Principles of Macroeconomics
Evaluating Fiscal Policy Alternatives simulation
Introduction
Fiscal policy is whenever the government changes government spending or taxation as a means of influencing the market economy. This change takes place to stimulate or to restrain inflation. Fiscal policy is the manipulation of trends in the economy by the government. The content of this paper will discuss the effects of the changes in fiscal policy based on the evaluating fiscal policy alternatives simulation.

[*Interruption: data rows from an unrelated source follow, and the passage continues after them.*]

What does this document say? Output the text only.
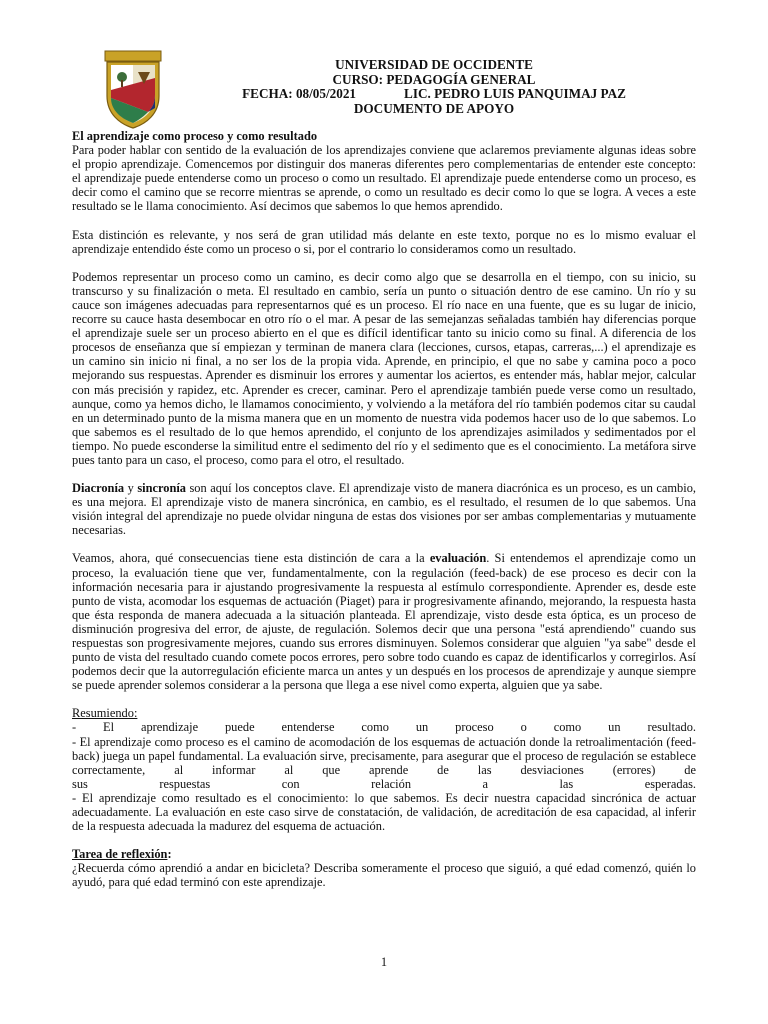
UNIVERSIDAD DE OCCIDENTE
CURSO: PEDAGOGÍA GENERAL
FECHA: 08/05/2021	LIC. PEDRO LUIS PANQUIMAJ PAZ
DOCUMENTO DE APOYO
El aprendizaje como proceso y como resultado

Para poder hablar con sentido de la evaluación de los aprendizajes conviene que aclaremos previamente algunas ideas sobre el propio aprendizaje. Comencemos por distinguir dos maneras diferentes pero complementarias de entender este concepto: el aprendizaje puede entenderse como un proceso o como un resultado. El aprendizaje puede entenderse como un proceso, es decir como el camino que se recorre mientras se aprende, o como un resultado es decir como lo que se logra. A veces a este resultado se le llama conocimiento. Así decimos que sabemos lo que hemos aprendido.

Esta distinción es relevante, y nos será de gran utilidad más delante en este texto, porque no es lo mismo evaluar el aprendizaje entendido éste como un proceso o si, por el contrario lo consideramos como un resultado.

Podemos representar un proceso como un camino, es decir como algo que se desarrolla en el tiempo, con su inicio, su transcurso y su finalización o meta. El resultado en cambio, sería un punto o situación dentro de ese camino. Un río y su cauce son imágenes adecuadas para representarnos qué es un proceso. El río nace en una fuente, que es su lugar de inicio, recorre su cauce hasta desembocar en otro río o el mar. A pesar de las semejanzas señaladas también hay diferencias porque el aprendizaje suele ser un proceso abierto en el que es difícil identificar tanto su inicio como su final. A diferencia de los procesos de enseñanza que sí empiezan y terminan de manera clara (lecciones, cursos, etapas, carreras,...) el aprendizaje es un camino sin inicio ni final, a no ser los de la propia vida. Aprende, en principio, el que no sabe y camina poco a poco mejorando sus respuestas. Aprender es disminuir los errores y aumentar los aciertos, es entender más, hablar mejor, calcular con más precisión y rapidez, etc. Aprender es crecer, caminar. Pero el aprendizaje también puede verse como un resultado, aunque, como ya hemos dicho, le llamamos conocimiento, y volviendo a la metáfora del río también podemos citar su caudal en un determinado punto de la misma manera que en un momento de nuestra vida podemos hacer uso de lo que sabemos. Lo que sabemos es el resultado de lo que hemos aprendido, el conjunto de los aprendizajes asimilados y sedimentados por el tiempo. No puede esconderse la similitud entre el sedimento del río y el sedimento que es el conocimiento. La metáfora sirve pues tanto para un caso, el proceso, como para el otro, el resultado.

Diacronía y sincronía son aquí los conceptos clave. El aprendizaje visto de manera diacrónica es un proceso, es un cambio, es una mejora. El aprendizaje visto de manera sincrónica, en cambio, es el resultado, el resumen de lo que sabemos. Una visión integral del aprendizaje no puede olvidar ninguna de estas dos visiones por ser ambas complementarias y mutuamente necesarias.

Veamos, ahora, qué consecuencias tiene esta distinción de cara a la evaluación. Si entendemos el aprendizaje como un proceso, la evaluación tiene que ver, fundamentalmente, con la regulación (feed-back) de ese proceso es decir con la información necesaria para ir ajustando progresivamente la respuesta al estímulo correspondiente. Aprender es, desde este punto de vista, acomodar los esquemas de actuación (Piaget) para ir progresivamente afinando, mejorando, la respuesta hasta que ésta responda de manera adecuada a la situación planteada. El aprendizaje, visto desde esta óptica, es un proceso de disminución progresiva del error, de ajuste, de regulación. Solemos decir que una persona "está aprendiendo" cuando sus respuestas son progresivamente mejores, cuando sus errores disminuyen. Solemos considerar que alguien "ya sabe" desde el punto de vista del resultado cuando comete pocos errores, pero sobre todo cuando es capaz de identificarlos y corregirlos. Así podemos decir que la autorregulación eficiente marca un antes y un después en los procesos de aprendizaje y aunque siempre se puede aprender solemos considerar a la persona que llega a ese nivel como experta, alguien que ya sabe.

Resumiendo:
-       El       aprendizaje       puede       entenderse       como       un       proceso       o       como       un       resultado.
- El aprendizaje como proceso es el camino de acomodación de los esquemas de actuación donde la retroalimentación (feed-back) juega un papel fundamental. La evaluación sirve, precisamente, para asegurar que el proceso de regulación se establece correctamente, al informar al que aprende de las desviaciones (errores) de
sus respuestas con relación a las esperadas.
- El aprendizaje como resultado es el conocimiento: lo que sabemos. Es decir nuestra capacidad sincrónica de actuar adecuadamente. La evaluación en este caso sirve de constatación, de validación, de acreditación de esa capacidad, al inferir de la respuesta adecuada la madurez del esquema de actuación.
Tarea de reflexión:

¿Recuerda cómo aprendió a andar en bicicleta? Describa someramente el proceso que siguió, a qué edad comenzó, quién lo ayudó, para qué edad terminó con este aprendizaje.

1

Well Ruled The first part of the simulation for the year 2xx6 showed the decision made was “well ruled”. The fiscal policy decision made this year will have an impact on the real income and real gross domestic product of the economy in the future. The policies will lead to an increase in real gross domestic product. This will lead to an increase in real income and a decrease in unemployment. The change in government expenditure and / or taxation shows the economy will overshoot the potential output for the future. This will also cause higher inflation than the current level. The simulation showed increasing government expenditure on infrastructure projects is better than investing in education. A crucial need for this country is developing infrastructure to connect different parts of this country. Infrastructure projects will generate employment suitable to the skills the labor has. Erehwon is skewed toward unskilled labor and labor skilled in construction, engineering, and design. Education will not generate enough employment for the people who are unemployed in the economy. This is because of the shortage of trained faculty in Erehwon. Reducing taxes will increase popularity as a President more than increasing government expenditure will. The downside to this is fulfilling the economy’s crucial development needs will not happen unless there is an increase in government expenditure.